No horses are allowed into Fountain Inn unless they are wearing pants.
Apparently, all other South Dakota inns welcome naked horses.
It is illegal to lie down and fall asleep in a cheese factory.
I'm guessing, this way everyone will know you have been overcome by the cheese aroma and you have, in fact, fainted.
If there are more than 5 Native Americans on your property you may shoot them.
I can't even get my brain around this one. How do laws like this survive?The wording of South Dakota's law regarding its poet laureate should go on the www.dumblaws.com list. The laureate is "appointed by the Governor to serve during the pleasure of the Governor." Yowza. I don't think I'd want to write that poem.

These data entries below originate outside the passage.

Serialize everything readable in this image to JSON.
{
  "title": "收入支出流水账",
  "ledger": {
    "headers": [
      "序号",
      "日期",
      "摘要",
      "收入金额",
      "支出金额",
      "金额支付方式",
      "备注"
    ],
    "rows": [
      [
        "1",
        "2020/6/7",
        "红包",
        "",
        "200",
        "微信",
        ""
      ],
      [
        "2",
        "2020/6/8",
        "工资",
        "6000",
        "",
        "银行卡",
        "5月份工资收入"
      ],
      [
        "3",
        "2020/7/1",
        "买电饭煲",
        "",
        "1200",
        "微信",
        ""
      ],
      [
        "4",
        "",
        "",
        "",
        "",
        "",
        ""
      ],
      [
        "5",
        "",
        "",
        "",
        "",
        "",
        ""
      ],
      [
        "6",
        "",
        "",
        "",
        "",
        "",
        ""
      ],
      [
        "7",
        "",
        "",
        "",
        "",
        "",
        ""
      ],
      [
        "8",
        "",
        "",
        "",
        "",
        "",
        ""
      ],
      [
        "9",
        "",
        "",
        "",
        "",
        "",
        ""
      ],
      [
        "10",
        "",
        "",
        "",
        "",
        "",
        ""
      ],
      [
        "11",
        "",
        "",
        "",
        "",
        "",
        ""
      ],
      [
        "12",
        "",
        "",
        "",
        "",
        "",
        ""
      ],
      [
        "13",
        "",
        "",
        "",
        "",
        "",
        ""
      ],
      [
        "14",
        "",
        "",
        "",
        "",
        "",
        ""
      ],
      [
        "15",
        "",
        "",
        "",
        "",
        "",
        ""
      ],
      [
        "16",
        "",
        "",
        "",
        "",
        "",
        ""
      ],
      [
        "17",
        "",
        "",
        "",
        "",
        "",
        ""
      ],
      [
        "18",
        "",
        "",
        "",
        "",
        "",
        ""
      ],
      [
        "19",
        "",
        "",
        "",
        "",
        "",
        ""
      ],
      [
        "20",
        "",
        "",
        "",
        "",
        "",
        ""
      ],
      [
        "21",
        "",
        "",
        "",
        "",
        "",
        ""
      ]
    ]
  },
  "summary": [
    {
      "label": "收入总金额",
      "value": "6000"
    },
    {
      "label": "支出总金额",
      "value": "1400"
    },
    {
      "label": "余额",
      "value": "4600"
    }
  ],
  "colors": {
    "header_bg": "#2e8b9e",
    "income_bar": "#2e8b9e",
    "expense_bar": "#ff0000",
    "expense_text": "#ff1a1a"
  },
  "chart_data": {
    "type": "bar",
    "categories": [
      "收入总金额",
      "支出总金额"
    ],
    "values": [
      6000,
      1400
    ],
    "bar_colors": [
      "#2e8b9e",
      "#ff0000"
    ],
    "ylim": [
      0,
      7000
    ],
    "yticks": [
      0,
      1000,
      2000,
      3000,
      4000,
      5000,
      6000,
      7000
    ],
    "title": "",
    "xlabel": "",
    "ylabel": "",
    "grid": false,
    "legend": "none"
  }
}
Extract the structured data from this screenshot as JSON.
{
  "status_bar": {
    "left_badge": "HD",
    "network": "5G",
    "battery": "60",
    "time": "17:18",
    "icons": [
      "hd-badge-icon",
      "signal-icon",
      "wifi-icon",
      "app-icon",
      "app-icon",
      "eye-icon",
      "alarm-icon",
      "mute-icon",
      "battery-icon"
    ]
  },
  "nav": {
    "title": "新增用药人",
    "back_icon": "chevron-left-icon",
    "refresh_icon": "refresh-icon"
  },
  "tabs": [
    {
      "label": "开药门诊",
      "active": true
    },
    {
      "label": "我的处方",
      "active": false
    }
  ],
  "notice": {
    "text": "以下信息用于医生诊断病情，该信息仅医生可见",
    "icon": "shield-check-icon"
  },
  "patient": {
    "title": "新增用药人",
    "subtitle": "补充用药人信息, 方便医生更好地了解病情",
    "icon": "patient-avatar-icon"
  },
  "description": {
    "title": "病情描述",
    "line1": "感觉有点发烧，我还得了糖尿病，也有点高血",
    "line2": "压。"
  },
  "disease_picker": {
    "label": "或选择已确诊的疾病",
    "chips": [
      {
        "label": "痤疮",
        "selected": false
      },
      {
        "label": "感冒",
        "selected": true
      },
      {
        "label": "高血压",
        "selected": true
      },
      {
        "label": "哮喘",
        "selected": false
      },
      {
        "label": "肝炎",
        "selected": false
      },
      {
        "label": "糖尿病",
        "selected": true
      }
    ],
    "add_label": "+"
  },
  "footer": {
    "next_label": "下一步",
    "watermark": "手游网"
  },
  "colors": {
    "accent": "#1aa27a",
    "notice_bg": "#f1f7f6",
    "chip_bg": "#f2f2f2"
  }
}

Here is South Dakota Poet Laureate David Allen Evans, with his poem, "Neighbors." This poem touched a nerve for me. I'll explain why after you read it.
They live alone
she with her wide hind
and bird face,
he with his hung belly
They never talk
but keep busy.
Today they are
(each window together)
she on the inside,
he on the outside.
The poem has a great ending. Read it at the Poetry Foundation.
Funny -- South Dakota law says nothing about Windex fights. But maybe it should. Maybe there should be a law against locking your fighting children in a small bathroom. Because one of them is going to get sprayed in the face with Lysol. Just sayin'.